Old Iron Sides
“Old Ironsides” is a strong and powerful nickname for the oldest still active floating ship in the United States Navy. Officially the vessel is the United States Ship “USS” Constitution, one of the first five frigates built by the United States after independence. In 1794, after the passage of the Naval Act of the same year, President George Washington chose the first five names given to him by the war office as possible names for the ships. The new names were United States, President, Congress, Constitution, and Constellation. Later a sixth, the USS Chesapeake, was constructed in a naval yard in Norfolk, Virginia.
Three years later, the USS Constitution was launched from the Edmund Hartt’s Shipyard in north Boston, Massachusetts. Joshua Humphreys designed the model for the frigates with the intention of making them capital ships for the burgeoning United States Navy, with a larger and heavily armed design . The USS Constitution first saw service in the Quasi-War with France and then action in the Barbary Wars that ushered in the 19th century.
A larger conflict, the War of 1812, tested the mettle and resolve of the frigate. On August 16, 1812, commanding the USS Constitution, Captain Isaac Hull heard about the sailing of a British frigate 100 nautical (or 120 land miles) to the south of Boston and took his ship to sea. On August 19, the HMS Guerriere greeted the American ship with a salvo of cannonballs. Hull maneuvered the USS Constitution into a favorable position. Within 25 yards of the enemy ship, he ordered a broadside of double-loaded grape and round shot, shredding the British ship’s mizzenmast.
Although the two ships became entangled in rigging, the HMS Guerriere had only a few guns still available to fire. The USS Constitution continued to fire broadside. When the American ship was able to pull free, Hull and his sailors could see the damage they caused the British vessel. In dire straits with half of her crew casualties, the HMS Guerriere shortly thereafter struck her colors in surrender.

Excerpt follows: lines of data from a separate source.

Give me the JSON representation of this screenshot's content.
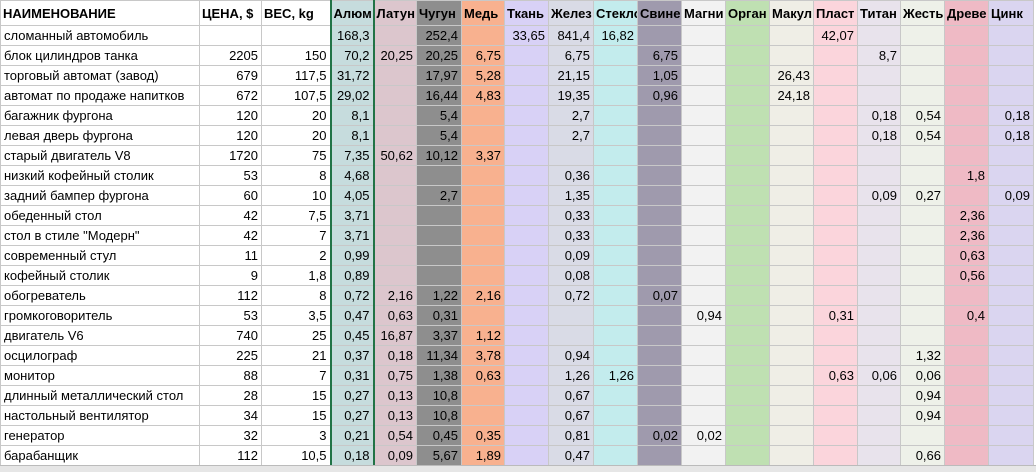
{
  "table": {
    "header": [
      "НАИМЕНОВАНИЕ",
      "ЦЕНА, $",
      "ВЕС, kg",
      "Алюм",
      "Латун",
      "Чугун",
      "Медь",
      "Ткань",
      "Желез",
      "Стекло",
      "Свине",
      "Магни",
      "Орган",
      "Макул",
      "Пласт",
      "Титан",
      "Жесть",
      "Древе",
      "Цинк"
    ],
    "rows": [
      [
        "сломанный автомобиль",
        null,
        null,
        "168,3",
        null,
        "252,4",
        null,
        "33,65",
        "841,4",
        "16,82",
        null,
        null,
        null,
        null,
        "42,07",
        null,
        null,
        null,
        null
      ],
      [
        "блок цилиндров танка",
        "2205",
        "150",
        "70,2",
        "20,25",
        "20,25",
        "6,75",
        null,
        "6,75",
        null,
        "6,75",
        null,
        null,
        null,
        null,
        "8,7",
        null,
        null,
        null
      ],
      [
        "торговый автомат (завод)",
        "679",
        "117,5",
        "31,72",
        null,
        "17,97",
        "5,28",
        null,
        "21,15",
        null,
        "1,05",
        null,
        null,
        "26,43",
        null,
        null,
        null,
        null,
        null
      ],
      [
        "автомат по продаже напитков",
        "672",
        "107,5",
        "29,02",
        null,
        "16,44",
        "4,83",
        null,
        "19,35",
        null,
        "0,96",
        null,
        null,
        "24,18",
        null,
        null,
        null,
        null,
        null
      ],
      [
        "багажник фургона",
        "120",
        "20",
        "8,1",
        null,
        "5,4",
        null,
        null,
        "2,7",
        null,
        null,
        null,
        null,
        null,
        null,
        "0,18",
        "0,54",
        null,
        "0,18"
      ],
      [
        "левая дверь фургона",
        "120",
        "20",
        "8,1",
        null,
        "5,4",
        null,
        null,
        "2,7",
        null,
        null,
        null,
        null,
        null,
        null,
        "0,18",
        "0,54",
        null,
        "0,18"
      ],
      [
        "старый двигатель V8",
        "1720",
        "75",
        "7,35",
        "50,62",
        "10,12",
        "3,37",
        null,
        null,
        null,
        null,
        null,
        null,
        null,
        null,
        null,
        null,
        null,
        null
      ],
      [
        "низкий кофейный столик",
        "53",
        "8",
        "4,68",
        null,
        null,
        null,
        null,
        "0,36",
        null,
        null,
        null,
        null,
        null,
        null,
        null,
        null,
        "1,8",
        null
      ],
      [
        "задний бампер фургона",
        "60",
        "10",
        "4,05",
        null,
        "2,7",
        null,
        null,
        "1,35",
        null,
        null,
        null,
        null,
        null,
        null,
        "0,09",
        "0,27",
        null,
        "0,09"
      ],
      [
        "обеденный стол",
        "42",
        "7,5",
        "3,71",
        null,
        null,
        null,
        null,
        "0,33",
        null,
        null,
        null,
        null,
        null,
        null,
        null,
        null,
        "2,36",
        null
      ],
      [
        "стол в стиле \"Модерн\"",
        "42",
        "7",
        "3,71",
        null,
        null,
        null,
        null,
        "0,33",
        null,
        null,
        null,
        null,
        null,
        null,
        null,
        null,
        "2,36",
        null
      ],
      [
        "современный стул",
        "11",
        "2",
        "0,99",
        null,
        null,
        null,
        null,
        "0,09",
        null,
        null,
        null,
        null,
        null,
        null,
        null,
        null,
        "0,63",
        null
      ],
      [
        "кофейный столик",
        "9",
        "1,8",
        "0,89",
        null,
        null,
        null,
        null,
        "0,08",
        null,
        null,
        null,
        null,
        null,
        null,
        null,
        null,
        "0,56",
        null
      ],
      [
        "обогреватель",
        "112",
        "8",
        "0,72",
        "2,16",
        "1,22",
        "2,16",
        null,
        "0,72",
        null,
        "0,07",
        null,
        null,
        null,
        null,
        null,
        null,
        null,
        null
      ],
      [
        "громкоговоритель",
        "53",
        "3,5",
        "0,47",
        "0,63",
        "0,31",
        null,
        null,
        null,
        null,
        null,
        "0,94",
        null,
        null,
        "0,31",
        null,
        null,
        "0,4",
        null
      ],
      [
        "двигатель V6",
        "740",
        "25",
        "0,45",
        "16,87",
        "3,37",
        "1,12",
        null,
        null,
        null,
        null,
        null,
        null,
        null,
        null,
        null,
        null,
        null,
        null
      ],
      [
        "осцилограф",
        "225",
        "21",
        "0,37",
        "0,18",
        "11,34",
        "3,78",
        null,
        "0,94",
        null,
        null,
        null,
        null,
        null,
        null,
        null,
        "1,32",
        null,
        null
      ],
      [
        "монитор",
        "88",
        "7",
        "0,31",
        "0,75",
        "1,38",
        "0,63",
        null,
        "1,26",
        "1,26",
        null,
        null,
        null,
        null,
        "0,63",
        "0,06",
        "0,06",
        null,
        null
      ],
      [
        "длинный металлический стол",
        "28",
        "15",
        "0,27",
        "0,13",
        "10,8",
        null,
        null,
        "0,67",
        null,
        null,
        null,
        null,
        null,
        null,
        null,
        "0,94",
        null,
        null
      ],
      [
        "настольный вентилятор",
        "34",
        "15",
        "0,27",
        "0,13",
        "10,8",
        null,
        null,
        "0,67",
        null,
        null,
        null,
        null,
        null,
        null,
        null,
        "0,94",
        null,
        null
      ],
      [
        "генератор",
        "32",
        "3",
        "0,21",
        "0,54",
        "0,45",
        "0,35",
        null,
        "0,81",
        null,
        "0,02",
        "0,02",
        null,
        null,
        null,
        null,
        null,
        null,
        null
      ],
      [
        "барабанщик",
        "112",
        "10,5",
        "0,18",
        "0,09",
        "5,67",
        "1,89",
        null,
        "0,47",
        null,
        null,
        null,
        null,
        null,
        null,
        null,
        "0,66",
        null,
        null
      ]
    ]
  }
}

The USS Constitution followed up this victory on the high seas before the end of that year with another successful engagement, this time against the HMS Java. Under the command of Captain William Bainbridge, the ship sailed south from its North American port. After realizing the initial situation in a neutral port on the Brazilian coast was best left to another United States ship guarding the entrance, the USS Constitution sailed off in search of other enemy ships or prizes in the south Atlantic Ocean. Near the end of 1812, the American ship found the British ship HMS Java on December 29. Although the USS Constitution received a brutal broadside to begin the battle that shredded its rigging, the American ship returned the broadside with multiple ones of her own. Much like the sea battle with the HMS Guerriere, the USS Constitution closed in on her adversary. With a devastating salvo the HMS Java’s foremast crashed down two decks below. The USS Constitution suffered damages as well, specifically to her helm, and suffered casualties among personnel, including Capt. Bainbridge. However, the Americans were able to pull away from the enemy. After quickly making emergency repairs the USS Constitution returned within the hour to continue the naval engagement. The British ship was in no shape to continue the fight and struck her colors. The USS Constitution returned to Boston on February 15, 1813, to another warm reception by the American populace.

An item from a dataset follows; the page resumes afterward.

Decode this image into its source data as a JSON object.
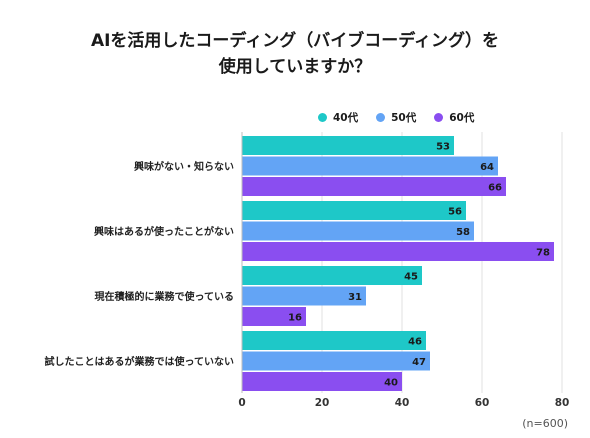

The USS Constitution went on to capture two other British ships. Yet, the USS Constitution had compiled a stellar record for the United States Navy throughout the War of 1812. Her service to the country continues to this day.
Throughout the next century and a half, the USS Constitution served in the Mediterranean Sea, joined the Pacific Ocean squadron as the flagship, sailed around the world, and even saw service during the American Civil War; both as part of the blockading squadron and a training ship. She was then shown off at the Paris Exposition of 1878 and transitioned to a museum ship. She is still docked in Charlestown Navy Yard and continues to promote the history of the United States Navy. Continuing the ship's tradition of being a trailblazer itself, on January 17, 2022 the first female officer became captain of “Old Ironsides," the nickname for the ship earned on the high seas throughout multiple centuries of stellar service in America’s naval history.